2)  True.  It was called the glass armonica, and before it went out of style for hurting dogs' ears and sounding spooky during seances, it was so popular that Mozart and Beethoven wrote music for it.

 3)   True.  Pre-pubescent Powhatan Indian girls shaved the tops of their heads, and Pocahontas was between 10 and 12 years old.

4)  False.  Of course she was way too young to be John Smith's girlfriend, and besides, he thought smoking tobacco was disgusting.

5)  True, all true.  He was also great at making fireworks.

6) False.  George hated wigs even though they were in style.  If he absolutely had to, he would powder his hair instead.

7)  False.  Parson Mason Locke Weems made up that fake story to get kids to tell the truth like their hero.  Oh, the irony.

8)  False.  The scars were from smallpox.

9)  All true.

10) True again.

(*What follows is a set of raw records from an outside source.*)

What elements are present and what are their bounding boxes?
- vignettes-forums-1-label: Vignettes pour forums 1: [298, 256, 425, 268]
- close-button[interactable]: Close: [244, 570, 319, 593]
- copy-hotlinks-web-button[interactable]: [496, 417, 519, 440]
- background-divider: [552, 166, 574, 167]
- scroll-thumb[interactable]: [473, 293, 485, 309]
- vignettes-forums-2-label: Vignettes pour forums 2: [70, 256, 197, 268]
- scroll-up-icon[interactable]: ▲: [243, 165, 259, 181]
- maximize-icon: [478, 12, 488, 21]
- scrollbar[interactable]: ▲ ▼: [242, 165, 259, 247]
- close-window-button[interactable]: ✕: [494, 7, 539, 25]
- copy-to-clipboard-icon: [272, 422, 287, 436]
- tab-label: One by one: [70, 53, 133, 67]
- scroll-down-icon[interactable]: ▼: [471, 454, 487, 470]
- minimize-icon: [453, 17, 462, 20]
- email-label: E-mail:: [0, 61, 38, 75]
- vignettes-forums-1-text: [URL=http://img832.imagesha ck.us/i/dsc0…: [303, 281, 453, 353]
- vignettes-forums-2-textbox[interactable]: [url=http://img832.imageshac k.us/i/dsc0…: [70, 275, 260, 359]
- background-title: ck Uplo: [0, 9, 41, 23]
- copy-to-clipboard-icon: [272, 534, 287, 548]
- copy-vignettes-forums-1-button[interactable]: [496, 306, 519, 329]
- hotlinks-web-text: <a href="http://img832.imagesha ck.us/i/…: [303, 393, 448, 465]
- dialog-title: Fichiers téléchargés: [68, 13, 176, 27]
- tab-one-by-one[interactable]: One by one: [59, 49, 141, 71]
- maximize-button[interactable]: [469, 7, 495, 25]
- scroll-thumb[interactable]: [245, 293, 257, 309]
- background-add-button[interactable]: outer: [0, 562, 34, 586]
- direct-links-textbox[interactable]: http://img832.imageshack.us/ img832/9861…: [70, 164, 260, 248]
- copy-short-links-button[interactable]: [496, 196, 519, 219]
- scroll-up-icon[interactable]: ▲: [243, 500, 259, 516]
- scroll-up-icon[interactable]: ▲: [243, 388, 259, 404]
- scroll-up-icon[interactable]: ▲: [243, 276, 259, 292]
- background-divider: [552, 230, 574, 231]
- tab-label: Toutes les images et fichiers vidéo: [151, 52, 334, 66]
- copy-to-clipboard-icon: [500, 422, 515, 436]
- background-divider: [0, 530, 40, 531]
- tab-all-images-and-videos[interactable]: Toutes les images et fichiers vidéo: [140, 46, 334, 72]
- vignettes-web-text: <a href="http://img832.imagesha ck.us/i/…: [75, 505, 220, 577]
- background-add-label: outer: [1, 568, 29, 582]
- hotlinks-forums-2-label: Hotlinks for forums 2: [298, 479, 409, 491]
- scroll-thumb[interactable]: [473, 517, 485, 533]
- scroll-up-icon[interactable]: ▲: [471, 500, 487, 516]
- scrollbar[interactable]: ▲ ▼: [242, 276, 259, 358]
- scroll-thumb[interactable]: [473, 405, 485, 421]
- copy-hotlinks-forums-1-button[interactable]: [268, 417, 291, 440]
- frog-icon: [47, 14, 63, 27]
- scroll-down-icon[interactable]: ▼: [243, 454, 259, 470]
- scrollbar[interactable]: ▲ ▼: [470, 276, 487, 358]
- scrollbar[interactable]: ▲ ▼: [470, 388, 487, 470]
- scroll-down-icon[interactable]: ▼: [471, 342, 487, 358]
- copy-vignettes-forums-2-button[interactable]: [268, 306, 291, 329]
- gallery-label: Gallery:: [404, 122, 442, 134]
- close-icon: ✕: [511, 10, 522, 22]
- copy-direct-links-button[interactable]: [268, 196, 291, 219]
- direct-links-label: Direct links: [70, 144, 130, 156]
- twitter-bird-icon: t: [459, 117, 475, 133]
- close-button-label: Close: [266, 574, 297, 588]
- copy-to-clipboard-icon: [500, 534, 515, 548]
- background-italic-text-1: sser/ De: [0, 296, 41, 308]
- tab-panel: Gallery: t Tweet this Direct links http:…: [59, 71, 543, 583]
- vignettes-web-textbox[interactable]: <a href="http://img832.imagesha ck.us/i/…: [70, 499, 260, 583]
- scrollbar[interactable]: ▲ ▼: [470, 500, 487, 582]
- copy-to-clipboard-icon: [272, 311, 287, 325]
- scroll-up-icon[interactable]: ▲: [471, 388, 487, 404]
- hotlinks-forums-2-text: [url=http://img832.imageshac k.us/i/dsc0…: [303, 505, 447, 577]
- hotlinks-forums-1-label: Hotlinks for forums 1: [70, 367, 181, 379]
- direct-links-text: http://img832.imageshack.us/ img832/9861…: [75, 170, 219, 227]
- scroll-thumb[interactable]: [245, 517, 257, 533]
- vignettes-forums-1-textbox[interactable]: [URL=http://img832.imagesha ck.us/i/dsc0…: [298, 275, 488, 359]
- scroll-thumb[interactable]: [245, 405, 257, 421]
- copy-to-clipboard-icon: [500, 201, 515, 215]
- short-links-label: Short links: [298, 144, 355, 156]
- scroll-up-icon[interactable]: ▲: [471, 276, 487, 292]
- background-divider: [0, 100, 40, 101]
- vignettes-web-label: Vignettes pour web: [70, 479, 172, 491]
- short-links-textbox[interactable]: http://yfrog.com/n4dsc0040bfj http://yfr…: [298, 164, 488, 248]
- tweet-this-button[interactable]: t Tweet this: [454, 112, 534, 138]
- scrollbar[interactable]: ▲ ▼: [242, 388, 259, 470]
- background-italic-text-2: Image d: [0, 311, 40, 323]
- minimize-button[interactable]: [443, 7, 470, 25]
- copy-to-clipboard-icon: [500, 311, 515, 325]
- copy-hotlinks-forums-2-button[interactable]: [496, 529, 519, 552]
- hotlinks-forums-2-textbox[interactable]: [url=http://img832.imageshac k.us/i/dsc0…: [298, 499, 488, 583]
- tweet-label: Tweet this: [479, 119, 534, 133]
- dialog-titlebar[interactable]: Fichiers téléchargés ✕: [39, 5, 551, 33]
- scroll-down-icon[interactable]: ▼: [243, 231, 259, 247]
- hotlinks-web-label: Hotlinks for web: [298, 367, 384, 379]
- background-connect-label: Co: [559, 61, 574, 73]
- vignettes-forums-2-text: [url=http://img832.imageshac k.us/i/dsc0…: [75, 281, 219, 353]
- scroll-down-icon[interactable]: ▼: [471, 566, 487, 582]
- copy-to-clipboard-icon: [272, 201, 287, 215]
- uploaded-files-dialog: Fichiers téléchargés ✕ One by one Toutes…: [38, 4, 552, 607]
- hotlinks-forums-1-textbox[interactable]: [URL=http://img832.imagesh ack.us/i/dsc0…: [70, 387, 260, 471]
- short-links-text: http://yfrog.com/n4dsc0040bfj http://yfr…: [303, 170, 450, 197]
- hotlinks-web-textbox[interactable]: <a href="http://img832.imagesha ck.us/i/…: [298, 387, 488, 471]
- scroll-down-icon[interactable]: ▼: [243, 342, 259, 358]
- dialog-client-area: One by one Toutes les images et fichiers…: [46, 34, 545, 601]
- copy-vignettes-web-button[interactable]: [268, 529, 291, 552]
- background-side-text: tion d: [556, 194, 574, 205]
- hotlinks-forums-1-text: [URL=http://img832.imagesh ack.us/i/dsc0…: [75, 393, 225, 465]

One time a chicken gizzard panned out at $12.80

11)  False.  They came from more than 70 countries and set off one of the greatest mass migrations in history.

12)  Yup, that's true.  Those guys had talent.

13)  True.  Barbed wire smarts if you're a traveling cow.

14)  True. Their dads didn't seem to think they'd amount to much.

15)  False, false, false.  He did uncover plenty of humongous fossilized bones from extinct giant animals though.

16)  True.  Darwin perched these various backs in Argentina, the Galapagos, and the Isle of Mauritius.  

17)True.  Guilty as charged.

18)  False.  They were hanged, not burned.  A 19th guy was pressed to death by stones.

19)  True.  People really did tell all of these bald-faced lies in court.  AND THERE ARE NO WITCHES!!!

Didn't I tell you truth is stranger than fiction?  So how did you do? Feel free to try this on your students, friends, and enemies, and if they get all the answers right I will send them a lollipop.  (False.)


4 comments:

Susan Kuklin said...

What a wonderful, fun post!. Just great.

Rosalyn Schanzer said...

Thanks Susan. It was fun to write. But I forgot to put in this amazing one: The men who went on the journey with Lewis and Clark ate 8 pounds of meat per person per day. (TRUE!! Imagine eating that much steak today. Apparently traveling upstream for months and months on end can burn up a lot of calories.)

Unknown said...

Great post, Roz. Is the armonica the same one that's in the Corning Museum?

Rosalyn Schanzer said...

Thanks, Jim. I'm not sure about the Corning Museum, but I did see a genuine glass armonica in a big museum in Philadelphia way back when I was researching the book, and they sometimes used to have a woman who would come over there to play it for museum visitors.